Acabei há tempos (mais) um livro do Rentes de Carvalho, que gosto, este, o seu primeiro romance: "Montedor". A essência do comportamento daquela personagem traz-me à pele cheiros de um passado que se me entranhou. Alguém que deixa a vida ao deus-dará (empurrando com a barriga, como ele dizia), que diz que não-que não-que não!!, mas depois faz sim-sim-sim!.. e desculpa-se com os contextos, intervalados com a lucidez do que não podem desculpar. Infeliz a vida toda, acomodado naquela felicidade pastosa de se obrigar a fazer o que os outros tanto insistem, e aí, assim, se desculpar do que foi feito - porque foi obrigado, foi obrigação. Na verdade sempre achei que houvesse gente assim por não haver uma razão forte, irrecusável e inadiável para agarrar a felicidade que se diz sonhar, e a lutar sem dúvidas por ela. Mas como bem se diz, em página que dobrei no canto:
"o meu desejo era encontrar alguém, mudar de ideias, porque todo este dinheiro me pesa. Sem coragem de decidir. É bonito ficar a gente a moer ilusões, outra coisa é arriscar, dar o passo em frente. Nada mais fácil do que entrar numa loja, comprar o preciso e seguir para Lisboa. Não era lá que me parecera melhor?"

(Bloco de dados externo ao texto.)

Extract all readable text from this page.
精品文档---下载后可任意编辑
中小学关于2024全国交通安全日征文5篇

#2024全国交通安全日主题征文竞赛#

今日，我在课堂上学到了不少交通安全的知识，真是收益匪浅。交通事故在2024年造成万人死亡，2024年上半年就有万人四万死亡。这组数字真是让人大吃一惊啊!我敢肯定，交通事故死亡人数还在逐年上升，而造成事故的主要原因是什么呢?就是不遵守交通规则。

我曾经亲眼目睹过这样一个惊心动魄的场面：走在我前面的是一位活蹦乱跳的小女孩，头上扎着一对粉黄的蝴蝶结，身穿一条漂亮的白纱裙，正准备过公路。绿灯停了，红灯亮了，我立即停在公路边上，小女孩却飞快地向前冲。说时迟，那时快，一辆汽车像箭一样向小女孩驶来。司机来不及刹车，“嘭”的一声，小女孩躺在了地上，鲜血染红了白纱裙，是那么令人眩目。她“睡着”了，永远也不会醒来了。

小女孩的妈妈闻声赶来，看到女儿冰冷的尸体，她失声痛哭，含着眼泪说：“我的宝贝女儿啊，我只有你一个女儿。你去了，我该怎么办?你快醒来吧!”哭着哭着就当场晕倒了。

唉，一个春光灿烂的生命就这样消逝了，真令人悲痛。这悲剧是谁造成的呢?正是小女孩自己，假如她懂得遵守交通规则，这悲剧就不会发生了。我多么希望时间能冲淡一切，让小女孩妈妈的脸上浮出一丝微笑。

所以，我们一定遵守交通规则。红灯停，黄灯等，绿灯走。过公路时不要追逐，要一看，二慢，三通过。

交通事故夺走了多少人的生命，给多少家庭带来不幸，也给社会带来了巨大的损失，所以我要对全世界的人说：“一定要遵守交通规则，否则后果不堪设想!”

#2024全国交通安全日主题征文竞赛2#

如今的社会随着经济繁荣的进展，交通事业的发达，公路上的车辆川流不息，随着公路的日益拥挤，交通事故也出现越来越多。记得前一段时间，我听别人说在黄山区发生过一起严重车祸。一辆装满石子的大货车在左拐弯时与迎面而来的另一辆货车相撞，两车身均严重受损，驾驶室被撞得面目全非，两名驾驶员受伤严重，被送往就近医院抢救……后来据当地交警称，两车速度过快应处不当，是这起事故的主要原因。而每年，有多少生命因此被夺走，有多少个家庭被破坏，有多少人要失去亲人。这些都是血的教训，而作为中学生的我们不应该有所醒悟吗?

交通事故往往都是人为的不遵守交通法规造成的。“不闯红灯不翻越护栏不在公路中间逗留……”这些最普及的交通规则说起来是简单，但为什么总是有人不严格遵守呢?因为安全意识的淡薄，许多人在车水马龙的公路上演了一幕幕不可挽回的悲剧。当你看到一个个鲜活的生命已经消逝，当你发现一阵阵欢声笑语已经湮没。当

Extraordinário. Tinha decidido, fez até o que não devia em nome do que dizia querer, e depois quase implora por alguém, que por alguma razão, lhe mude as ideias, lhe impeça o plano. Auto-sabota-se a cada vez. Não quer nada com ganas, empastela-se e desiste-se, sem nunca desistir de continuar a fabular sonhos. Não toma para si a opção de optar, como se soubesse que nunca seriam as suas mãos a mudar nada, mas a própria vida a tecer a sua teia, essa rede onde ele se quer deixar prender e desculpar - como for, ao que for, desde que não haja rupturas, mudanças bruscas, opções assumidas e consequências por que temos de nos responsabilizar. Como as eternas crianças a quem se escolhe a roupa do dia e o caminho a tomar.
"Não caso, não caso"
... e casou, e foi, e fez, e fez toda a gente infeliz à sua volta. Nunca fez nada por si, sucumbindo (por não se lhes opor com algo mais que palavras e pensamentos que se diluem constantemente) sempre à vontade dos outros, que depois, na verdade, não lhes concede mostrando-se sempre contrariado.
O que podia ter mudado tudo - aquele momento em que podia finalmente descansar, por tentar encontrar no que não quis o que afinal sempre procurou -, a pergunta à mulher que tinha engravidado, mas com quem não queria casar:
"tu gostas de mim?"
Pergunta tão simples e tão imensa. A resposta, que lhe carimba o destino, é resultado de tudo o que fez até ali e dali colhe:
"não é por gostar, não! Mas ao menos não precisas de me enganar, ir por aí com alguma!".
Não sei se a resposta fosse a oposta, mas não sentida como verdadeira, não seria o mesmo, ele sente-se sozinho, incompreendido, sente-se um ninguém - e principalmente, a esta altura, não amado. Com isto a última réstia desfaz-se, o coração parece secar, aloja-se a sensação de ser um joguete, aceita não dispor de si mesmo como a uma culpa sem razão.
"mas faltava-me o norte, um interesse, carregado de uma culpa que me não explicava, um remorso, o sentimento de ser joguete, brinquedo, Zé-ninguém."
Ele será sempre infeliz, cumprindo o destino, afinal, de se tornar igual ao pai. Paira, aliás, no ar a ideia - e penso que o livro é feito propositadamente no sentido de dar essa sensação - de que ele nasceu sob as mesmas circunstâncias que a sua filha. E o seu casamento será igual ao dos seus pais. Os ciclos vencem a vida, e a nossa vida é um único ciclo.
Sempre achei que se estas pessoas encontrassem "um norte, um interesse", um amor (acrescento aqui), fariam pela vida e quebrariam o ciclo de vidas mal vividas, de fantoches que se obrigam a ser fantoches para não fazerem uma ruptura da fantochada. E depois disso, desse renascer, debaixo desse carnaval despido, serem de facto alguém e saberem-no - saberem-no é a única e fundamental diferença que muda todo o olhar sobre o mundo, sobre quem somos e podemos ser. Na verdade, ainda acredito nisso, mas no livro ele não encontra. Ou quero acreditar que foi isso. A alternativa é que talvez estas pessoas nunca amem, amar é uma coisa que se sente e tem de se assumir. Estes espécimes nunca assumem nada, por isso talvez sejam incapazes de amar.
Amar é uma escolha que assumimos. Ou não.